Tulsa Public Schools is set to begin incorporating lessons on the Tulsa Race Massacre in May for all classes from 3rd to 12th grade. The curriculum was presented to the Tulsa board of education in February with help from TPS teachers and the Greenwood Cultural Center, according to a Tulsa World article.

“I hate the fact that no one did this for 99 years. This should not be something that the city of Tulsa is doing now. It should have been done 100 years ago, and the fact that it wasn't is, I think, a great point of embarrassment for us as a city,” Bynum said in an interview with The Daily. “You will not have kids growing up like I did, never hearing about this in school, ever again.”

Stewart said the class’s final project will give the public the ability to learn from the students of the class.

“The students in the class will teach others outside the class, and I'm hoping that part of the growth process is that our students in the class right now will develop these digital projects that will teach anybody who visits Tulsa or accesses the site, about the history of it. So it'll spread out that way,” Stewart said.

Askew said the story is not only important for Oklahomans, it’s a story impacting the entire U.S.

“This is absolutely where it should be taught, because this is where it happened, but it's an American story,” Askew said. “It's not just a Tulsa story or an Oklahoma story, it's an American story. When you look at being the worst, most massive assault by white terrorists on the black community, in the nation's history … what we do is cover it up and cover over our racial sins.
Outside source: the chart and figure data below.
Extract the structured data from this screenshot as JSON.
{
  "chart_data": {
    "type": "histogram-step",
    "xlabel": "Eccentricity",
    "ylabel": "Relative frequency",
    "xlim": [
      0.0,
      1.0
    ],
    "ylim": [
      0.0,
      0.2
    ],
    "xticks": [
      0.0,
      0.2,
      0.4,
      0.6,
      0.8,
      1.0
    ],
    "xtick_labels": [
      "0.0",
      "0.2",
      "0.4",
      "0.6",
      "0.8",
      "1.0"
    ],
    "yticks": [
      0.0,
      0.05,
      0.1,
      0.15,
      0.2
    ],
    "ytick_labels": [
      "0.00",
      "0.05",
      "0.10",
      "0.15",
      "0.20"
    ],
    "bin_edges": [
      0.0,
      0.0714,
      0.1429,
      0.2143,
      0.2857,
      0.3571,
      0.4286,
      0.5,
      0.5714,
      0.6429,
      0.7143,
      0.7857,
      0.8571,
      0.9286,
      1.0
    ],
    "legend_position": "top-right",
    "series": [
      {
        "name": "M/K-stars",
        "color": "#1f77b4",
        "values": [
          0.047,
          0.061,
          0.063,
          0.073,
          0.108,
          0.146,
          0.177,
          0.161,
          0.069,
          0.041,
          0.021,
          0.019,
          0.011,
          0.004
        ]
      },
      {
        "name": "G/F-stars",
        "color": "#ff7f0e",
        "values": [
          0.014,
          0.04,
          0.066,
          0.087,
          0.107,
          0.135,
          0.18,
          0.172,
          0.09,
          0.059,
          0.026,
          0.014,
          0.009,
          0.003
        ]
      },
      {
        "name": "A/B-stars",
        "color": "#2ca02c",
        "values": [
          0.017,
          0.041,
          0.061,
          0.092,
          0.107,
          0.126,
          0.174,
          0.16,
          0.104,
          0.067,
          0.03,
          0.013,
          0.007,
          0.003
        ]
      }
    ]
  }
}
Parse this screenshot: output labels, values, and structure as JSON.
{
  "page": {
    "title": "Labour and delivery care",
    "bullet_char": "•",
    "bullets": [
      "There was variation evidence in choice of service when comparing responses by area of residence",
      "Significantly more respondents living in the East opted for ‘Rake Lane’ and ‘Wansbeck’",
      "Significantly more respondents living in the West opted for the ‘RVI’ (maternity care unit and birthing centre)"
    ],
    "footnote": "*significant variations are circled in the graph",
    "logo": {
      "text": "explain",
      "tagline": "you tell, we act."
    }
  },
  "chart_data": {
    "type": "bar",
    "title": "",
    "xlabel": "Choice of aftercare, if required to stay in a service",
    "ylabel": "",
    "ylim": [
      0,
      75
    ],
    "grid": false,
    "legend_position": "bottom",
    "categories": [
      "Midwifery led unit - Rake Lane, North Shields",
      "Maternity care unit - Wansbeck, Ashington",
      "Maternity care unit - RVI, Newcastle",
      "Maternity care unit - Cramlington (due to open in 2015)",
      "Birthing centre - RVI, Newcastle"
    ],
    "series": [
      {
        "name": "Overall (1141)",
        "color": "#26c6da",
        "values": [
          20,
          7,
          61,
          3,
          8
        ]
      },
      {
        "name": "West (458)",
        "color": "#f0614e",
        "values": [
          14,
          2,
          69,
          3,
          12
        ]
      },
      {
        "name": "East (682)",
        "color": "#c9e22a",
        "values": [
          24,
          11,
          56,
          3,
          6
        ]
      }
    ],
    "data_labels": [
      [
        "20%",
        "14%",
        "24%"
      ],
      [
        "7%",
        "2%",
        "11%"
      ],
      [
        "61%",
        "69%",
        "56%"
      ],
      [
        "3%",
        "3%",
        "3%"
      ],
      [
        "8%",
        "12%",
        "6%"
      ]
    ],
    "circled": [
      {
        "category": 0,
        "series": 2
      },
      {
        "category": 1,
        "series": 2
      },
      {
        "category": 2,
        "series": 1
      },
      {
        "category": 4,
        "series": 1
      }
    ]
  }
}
That's what we've been doing all of our history.”

Askew said understanding the true history of the country will contradict the stories told in American public schools.

“I think understanding all of the layers of the forces of history that go against the master narrative, that have gone to shape our understanding of what America is, but it's only part of the story,” Askew said. “You know, the ‘We’re the beacon of democracy,’ the ‘White City, on the hill,’ all those stories we told ourselves about who we are. And when we were actually grounded in genocide of Native Indigenous people and slavery and anti immigrant, violence, and all those things. Both are true, all at the same time.”